As the most potent antigen presenting cells, dendritic cells (DCs) play key roles in the immune response against tumors. Their density in the tumor tissue has been associated with prognosis in patients with various cancers. However, few studies have been aimed at the presence and maturation state of DCs in cutaneous melanoma, with regard to their potential clinical correlates. In this study, the density of DCs expressing CD1a and the maturation marker DC-LAMP was determined by immunohistochemistry in primary tumor samples from 82 patients with cutaneous malignant melanoma. Intratumoral and peritumoral cell densities were analyzed in relation to tumor thickness and the subsequent development of metastases, as well as to patients' survival. CD1a(+) DCs were found both infiltrating melanoma cell nests and in the surrounding stroma, while DC-LAMP(+) mature DCs were generally confined to the peritumoral areas, associated with lymphocytic infiltrates. DC density values significantly correlated with the number of activated (CD25(+) or OX40(+)) T lymphocytes (p < 0.001). The degree of infiltration by CD1a(+) and DC-LAMP(+) DCs showed strong inverse correlation with the thickness of melanomas (p < 0.001).

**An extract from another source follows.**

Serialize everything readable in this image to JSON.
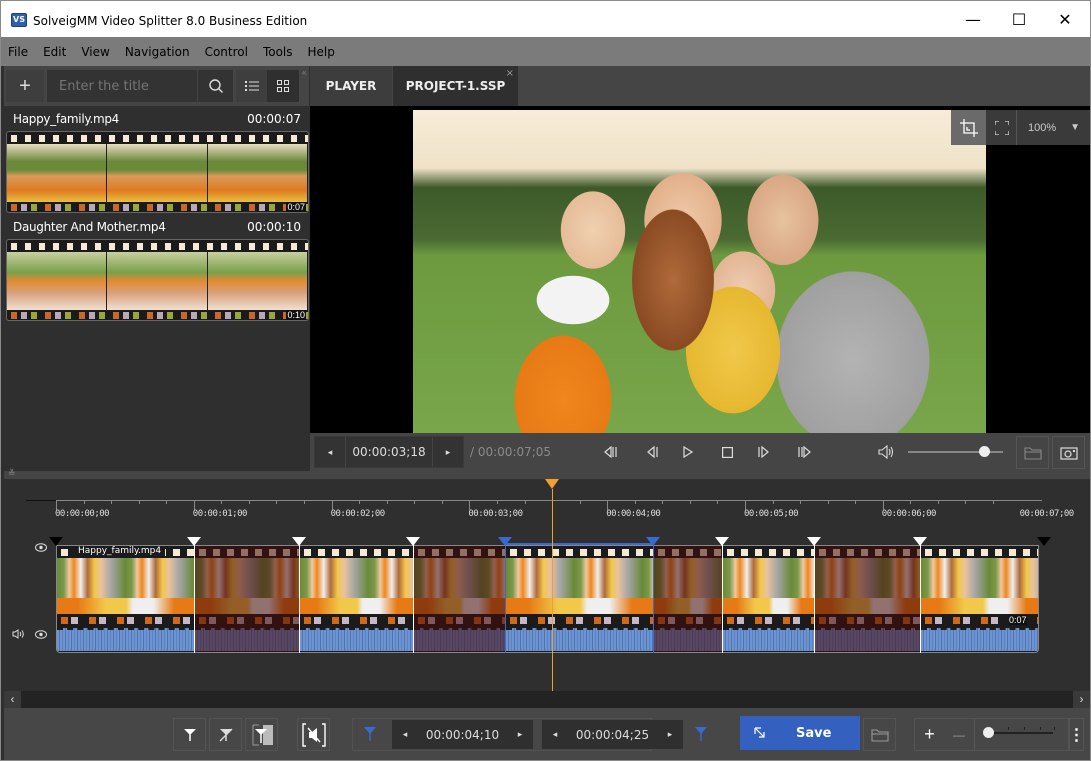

High peritumoral density of mature DCs was associated with significantly longer survival (p = 0.0195), while density of CD1a(+) cells had a prognostic impact of borderline significance (p = 0.0610). Moreover, combination of high peritumoral CD1a(+) or DC-LAMP(+) cell density with high number of CD25(+) or OX40(+) lymphocytes identified patient subgroups with more favorable survival compared to other subgroups. A multivariate survival analysis involving DC and activated T-cell densities alone and in combinations, as well as traditional prognostic factors, identified high DC-LAMP(+) cell/high OX40(+) cell density and Breslow index as independent predictors of good prognosis. These results suggest that the presence of CD1a(+) DCs primarily depends on the thickness of melanomas, without direct relationship with the patients' survival. On the other hand, the density of mature DCs, especially in association with that of activated T cells, proved of prognostic importance, suggesting that these parameters could be considered as signs of a functional immune response associated with better outcome of the disease.